Oh, die Tasse! Wie hübsch ist die! Die möchte ich gerne in meiner Sammlung haben! Also mach ich das, was ich immer mache. Ich gehe rein und frage, ob ich sie kaufen kann. Leider nicht, erfahre ich und mache den Fehler, „ma perche no?“ zu fragen. Einen durchaus freundlichen Redeschwall und fünf Minuten später weiß ich, dass sie nicht mehr viele davon haben. Schaaaade!
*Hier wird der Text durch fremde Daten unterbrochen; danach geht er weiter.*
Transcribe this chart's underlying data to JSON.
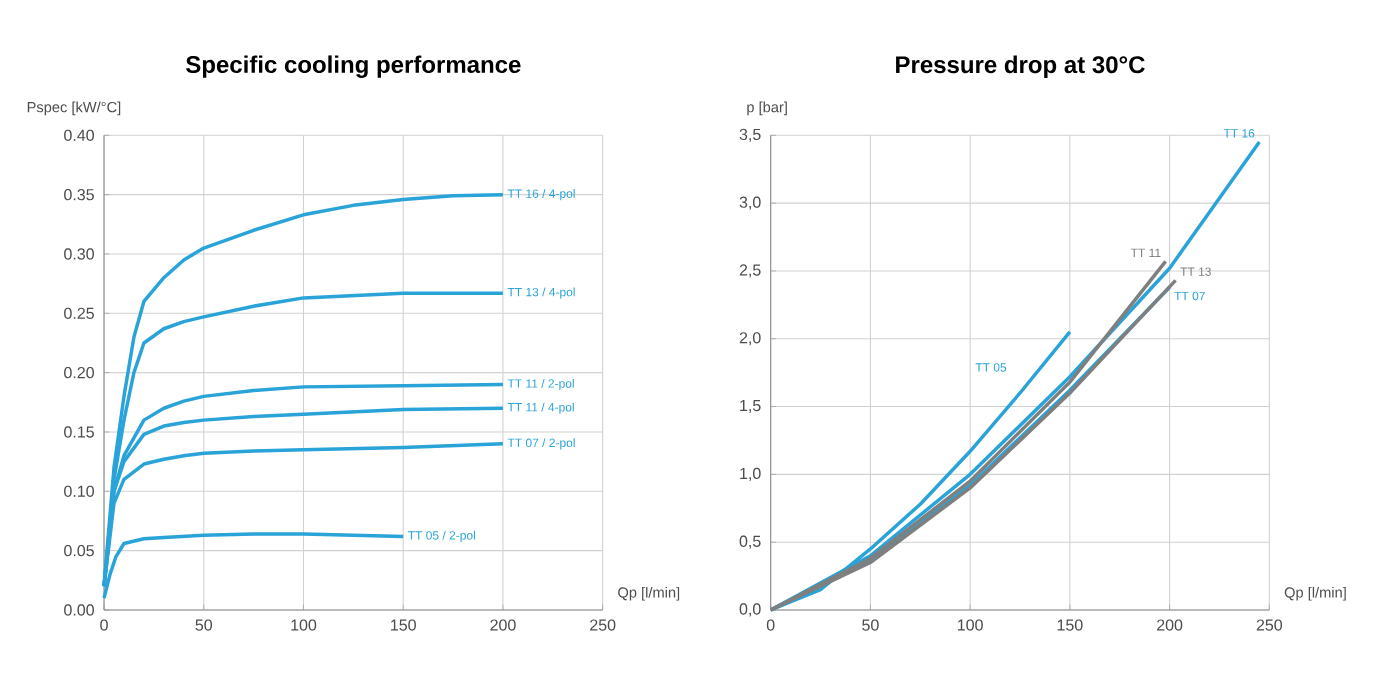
{
  "chart_data": [
    {
      "type": "line",
      "title": "Specific cooling performance",
      "xlabel": "Qp [l/min]",
      "ylabel": "Pspec [kW/°C]",
      "grid": true,
      "xlim": [
        0,
        250
      ],
      "ylim": [
        0,
        0.4
      ],
      "xticks": [
        0,
        50,
        100,
        150,
        200,
        250
      ],
      "yticks": [
        {
          "value": 0,
          "label": "0.00"
        },
        {
          "value": 0.05,
          "label": "0.05"
        },
        {
          "value": 0.1,
          "label": "0.10"
        },
        {
          "value": 0.15,
          "label": "0.15"
        },
        {
          "value": 0.2,
          "label": "0.20"
        },
        {
          "value": 0.25,
          "label": "0.25"
        },
        {
          "value": 0.3,
          "label": "0.30"
        },
        {
          "value": 0.35,
          "label": "0.35"
        },
        {
          "value": 0.4,
          "label": "0.40"
        }
      ],
      "series": [
        {
          "name": "TT 16 / 4-pol",
          "color": "#29a3d8",
          "x": [
            0,
            5,
            10,
            15,
            20,
            30,
            40,
            50,
            75,
            100,
            125,
            150,
            175,
            200
          ],
          "values": [
            0.02,
            0.12,
            0.18,
            0.23,
            0.26,
            0.28,
            0.295,
            0.305,
            0.32,
            0.333,
            0.341,
            0.346,
            0.349,
            0.35
          ]
        },
        {
          "name": "TT 13 / 4-pol",
          "color": "#29a3d8",
          "x": [
            0,
            5,
            10,
            15,
            20,
            30,
            40,
            50,
            75,
            100,
            150,
            200
          ],
          "values": [
            0.02,
            0.11,
            0.16,
            0.2,
            0.225,
            0.237,
            0.243,
            0.247,
            0.256,
            0.263,
            0.267,
            0.267
          ]
        },
        {
          "name": "TT 11 / 2-pol",
          "color": "#29a3d8",
          "x": [
            0,
            5,
            10,
            20,
            30,
            40,
            50,
            75,
            100,
            150,
            200
          ],
          "values": [
            0.02,
            0.1,
            0.13,
            0.16,
            0.17,
            0.176,
            0.18,
            0.185,
            0.188,
            0.189,
            0.19
          ]
        },
        {
          "name": "TT 11 / 4-pol",
          "color": "#29a3d8",
          "x": [
            0,
            5,
            10,
            20,
            30,
            40,
            50,
            75,
            100,
            150,
            200
          ],
          "values": [
            0.02,
            0.1,
            0.125,
            0.148,
            0.155,
            0.158,
            0.16,
            0.163,
            0.165,
            0.169,
            0.17
          ]
        },
        {
          "name": "TT 07 / 2-pol",
          "color": "#29a3d8",
          "x": [
            0,
            5,
            10,
            20,
            30,
            40,
            50,
            75,
            100,
            150,
            200
          ],
          "values": [
            0.02,
            0.09,
            0.11,
            0.123,
            0.127,
            0.13,
            0.132,
            0.134,
            0.135,
            0.137,
            0.14
          ]
        },
        {
          "name": "TT 05 / 2-pol",
          "color": "#29a3d8",
          "x": [
            0,
            3,
            6,
            10,
            20,
            30,
            50,
            75,
            100,
            125,
            150
          ],
          "values": [
            0.01,
            0.03,
            0.045,
            0.056,
            0.06,
            0.061,
            0.063,
            0.064,
            0.064,
            0.063,
            0.062
          ]
        }
      ]
    },
    {
      "type": "line",
      "title": "Pressure drop at 30°C",
      "xlabel": "Qp [l/min]",
      "ylabel": "p [bar]",
      "grid": true,
      "xlim": [
        0,
        250
      ],
      "ylim": [
        0,
        3.5
      ],
      "xticks": [
        0,
        50,
        100,
        150,
        200,
        250
      ],
      "yticks": [
        {
          "value": 0,
          "label": "0,0"
        },
        {
          "value": 0.5,
          "label": "0,5"
        },
        {
          "value": 1,
          "label": "1,0"
        },
        {
          "value": 1.5,
          "label": "1,5"
        },
        {
          "value": 2,
          "label": "2,0"
        },
        {
          "value": 2.5,
          "label": "2,5"
        },
        {
          "value": 3,
          "label": "3,0"
        },
        {
          "value": 3.5,
          "label": "3,5"
        }
      ],
      "series": [
        {
          "name": "TT 16",
          "color": "#29a3d8",
          "x": [
            0,
            50,
            100,
            150,
            200,
            245
          ],
          "values": [
            0,
            0.4,
            1.0,
            1.72,
            2.52,
            3.45
          ]
        },
        {
          "name": "TT 05",
          "color": "#29a3d8",
          "x": [
            0,
            25,
            50,
            75,
            100,
            125,
            150
          ],
          "values": [
            0,
            0.15,
            0.45,
            0.78,
            1.17,
            1.6,
            2.05
          ]
        },
        {
          "name": "TT 07",
          "color": "#29a3d8",
          "x": [
            0,
            50,
            100,
            150,
            200
          ],
          "values": [
            0,
            0.36,
            0.92,
            1.62,
            2.38
          ]
        },
        {
          "name": "TT 11",
          "color": "#7f7f7f",
          "x": [
            0,
            50,
            100,
            150,
            198
          ],
          "values": [
            0,
            0.38,
            0.95,
            1.68,
            2.57
          ]
        },
        {
          "name": "TT 13",
          "color": "#7f7f7f",
          "x": [
            0,
            50,
            100,
            150,
            203
          ],
          "values": [
            0,
            0.35,
            0.9,
            1.6,
            2.43
          ]
        }
      ]
    }
  ]
}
Ich überlege kurz „Lasciate mi comprare….“ nach der Melodie von Celentano zu trällern, möchte aber niemandes Gehör schädigen.
Stattdessen setze ich mich brav wieder hin.
Da fällt mir etwas anderes auf: Gleich neben unserem Lokal gibt’s eine Apotheke!
„Sollten wir vielleicht eine Salbe gegen unsere Verspannungen checken?“ Moni nickt begeistert, und nachdem diese Art von Aufgaben (mit fremden Menschen reden) in meine Zuständigkeit fällt, mache ich mich unverzüglich auf. Moment, Apotheke! Maske! Ich zupfe die rosarote Maske, die mich überallhin begleitet, aus dem Rucksack und will sie mir schon überstülpen, als mein Blick glücklicherweise noch rechtzeitig ihr Inneres streift. Oh! Die war gestern mit am Strand, im Beutel mit der offenen Klappe! Also schüttle ich erst einmal eine halbe Tonne Sand heraus, bevor ich mich auf die Mission Nacken begebe.
Wieder zurück am Tisch, sticht mir ein Wollknäuel ins Auge, das unter dem Nachbartisch liegt. In heller Cognacfarbe und an der Leine gehalten. Fluffig!!!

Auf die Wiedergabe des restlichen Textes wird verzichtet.